Well, it will please you to know i found the actual root cause. Chalk this up to another of supermicro's ASPM issues. In random searching, I came across bugs listed against the e1000e driver in fedora, centos, rhel, et cetera.... (don't have the links handy atm), that would cause networking to completely fail. In reading through several of them, I noticed an observable pattern, a majority of them were based on supermicro, and revolved around the e1000e.... futhermore, continued reading lead to the discovery of many people finding issues with aspm on supermicro systems. I do not have the exact links I found, and they were not against the specific chipset I have, but the symptoms were similar. In disabling aspm on the system at boot time in grub.conf, the issues has been resolved, along with numerous other issues that the system suffered. Not sure how you want to resolve/close this out, or handle notes or anything. Let me know if you need anything on this.
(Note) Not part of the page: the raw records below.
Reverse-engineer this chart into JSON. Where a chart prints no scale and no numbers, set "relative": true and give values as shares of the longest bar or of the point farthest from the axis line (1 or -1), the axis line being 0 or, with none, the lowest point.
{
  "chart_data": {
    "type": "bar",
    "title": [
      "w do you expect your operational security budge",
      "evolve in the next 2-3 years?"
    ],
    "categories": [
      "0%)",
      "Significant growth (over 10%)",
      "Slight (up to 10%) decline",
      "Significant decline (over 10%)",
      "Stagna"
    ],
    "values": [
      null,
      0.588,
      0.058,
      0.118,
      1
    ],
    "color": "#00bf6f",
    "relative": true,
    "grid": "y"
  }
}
Anything else needed or just want me to close this ticket ?
This request was not resolved in time for the current release. Red Hat invites you to ask your support representative to propose this request, if still desired, for consideration in the next release of Red Hat Enterprise Linux.
This request was erroneously removed from consideration in Red Hat Enterprise Linux 6.4, which is currently under development. This request will be evaluated for inclusion in Red Hat Enterprise Linux 6.4.